Die Reduktion der Komplexität
Die Berechnung der Schnittpunkte von Strahl und Objekt können auch von herkömmlichen Shadern und Grafikprozessoren übernommen werden. Bei den RTX-Grafikkarten von Nvidia (Turing-Architektur) sollen eigens dafür vorgesehene "RT-Cores" (Raytracing Cores) bei diesen aufwändigen Berechnungen helfen, trotzdem wird die Komplexität der 3D-Szene im Vorfeld der Berechnung reduziert.
An dieser Stelle kommt eine baumbasierte Beschleunigungsmethode zum Einsatz, die als Bounding Volume Hierarchy oder BVH bezeichnet wird (
Details). Die Methode wird dazu verwendet, um zu berechnen, wo die Strahlen und Objekte/Dreiecke sich schneiden. Vereinfacht gesagt prüft der Algorithmus zunächst grob, in welchem Bereich der Szene der zu berechnende Pixel liegt und wird dann sukzessive kleinteiliger und spezifischer bis zum Objekt am Ende.
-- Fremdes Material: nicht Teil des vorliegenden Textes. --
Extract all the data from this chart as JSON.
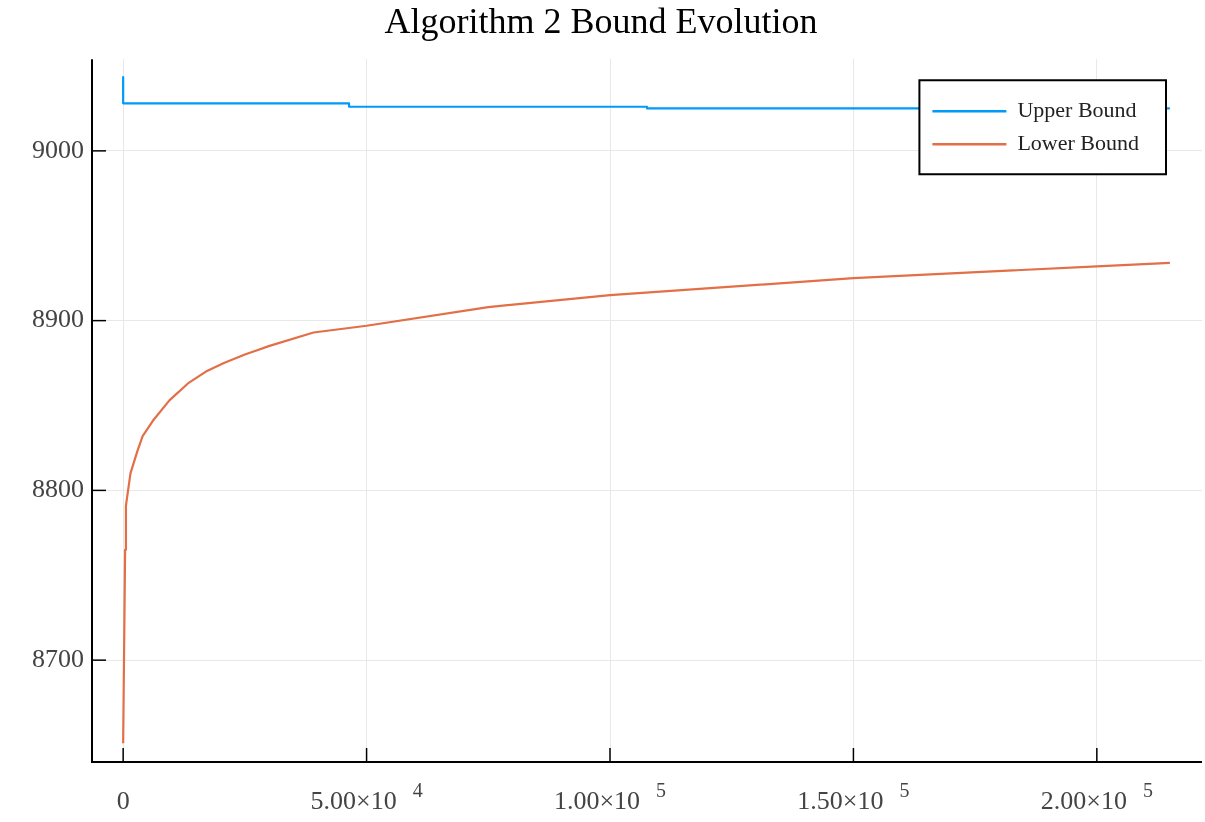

Trotz der Reduktion der Anzahl der erforderlichen Strahl-/Objektschnitttests ist der Prozess sehr aufwändig.
Im Anschluss an den BVH und weiteren Raytracing-Operationen wird ein Entrauschungsalgorithmus (Denoising) angewandt, um die visuelle Qualität des resultierenden Bildes zu verbessern. Letzteres Verfahren ist ebenfalls komplex und wurde in den von Nvidia zur Verfügung gestellten Presseunterlagen weitgehend ausgeklammert (
Video). Ohne Denoising ist das berechnete Bild nicht nutzbar.
Weitere Performance-Tricks
Darüber hinaus versucht Nvidia mithilfe von Deep Learning als maschinelle Lerntechnik die Raytracing-Performance durch die Nutzung von Künstlicher Intelligenz zu erhöhen. So werden zum Beispiel weniger Strahlen als erforderlich in die 3D-Szene geschickt, was natürlich die Rechenlast reduziert, aber auch dazu führt, dass manche Bereiche des Bildes keinen korrekten Farbwert haben oder "rauschen".
Die Schnitt-Tests werden zunächst grob durchgeführt und dann immer feiner. Danach wird das Bild "entrauscht". Bildquelle: Nvidia.
Diese Fehler werden mithilfe der KI bzw. der trainierten Daten korrigiert.
Ähnlich funktioniert auch DLSS (Deep Learning Super Sampling) als einer auf Künstlicher Intelligenz und trainierten Daten fußender Algorithmus zur Kantenglättung bei Auflösungen meist über 1080p. Bei DLSS werden die "Tensor Cores" im RTX-Grafikchip eingesetzt. Diese Rechenkerne werden beim De-Noising nicht benutzt, wie es in einer früheren Version des Artikels stand.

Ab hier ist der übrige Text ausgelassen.